Double-nationale, elle a déjà disputé deux phases finales avec l’équipe nationale, la Coupe du monde 2015 et l’Euro 2017. Si la Suisse frappe désormais à la porte de l’élite internationale, c’est en grande partie grâce à Ana Maria Crnogorčević. Avec 133 matchs internationaux, elle devrait bientôt détrôner Lara Dickenmann (135). Ses 67 buts en font déjà la meilleure buteuse de l’histoire.

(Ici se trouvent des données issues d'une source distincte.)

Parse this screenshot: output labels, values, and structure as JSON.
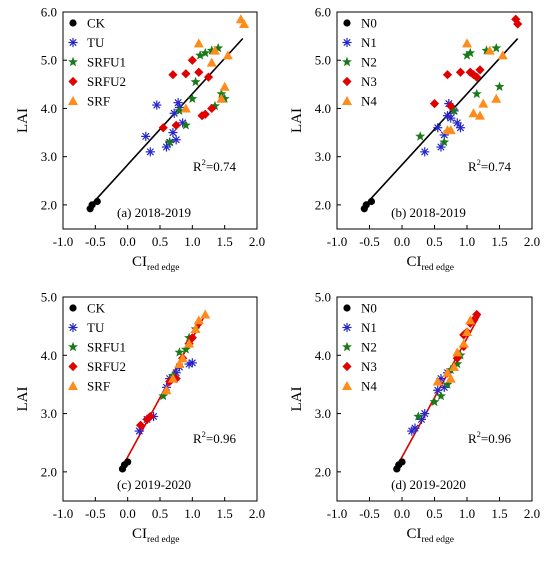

Sa polyvalence la rend précieuse à Barcelone. «A part gardienne, j’ai déjà joué à tous les postes. Je ne suis pas une super technicienne, comme Putellas, d’autres sont nées avec plus de talent. Mais je suis athlétique, j’ai de l’intelligence de jeu et j’aime jouer simple, ce qui est souvent ce qui réussit.» C’est avec Alfonso Davies, du Bayern Munich, le club qu’elle admire tant, qu’elle compare le plus ses points forts.
Place à l’Euro en Angleterre. La Suisse a besoin d’une Ana Maria Crnogorčević forte. Une sportive qui fait rêver autour d’elle.
(EDIT: Ce samedi 21 mai 2022 avait lieu la finale de la Ligue des champions opposant le FC Barcelone de Ana-Maria Crnogorčević à l'Olympique lyonnais. L'équipe catalane s'est inclinée sur le score de 3-1 à Turin.)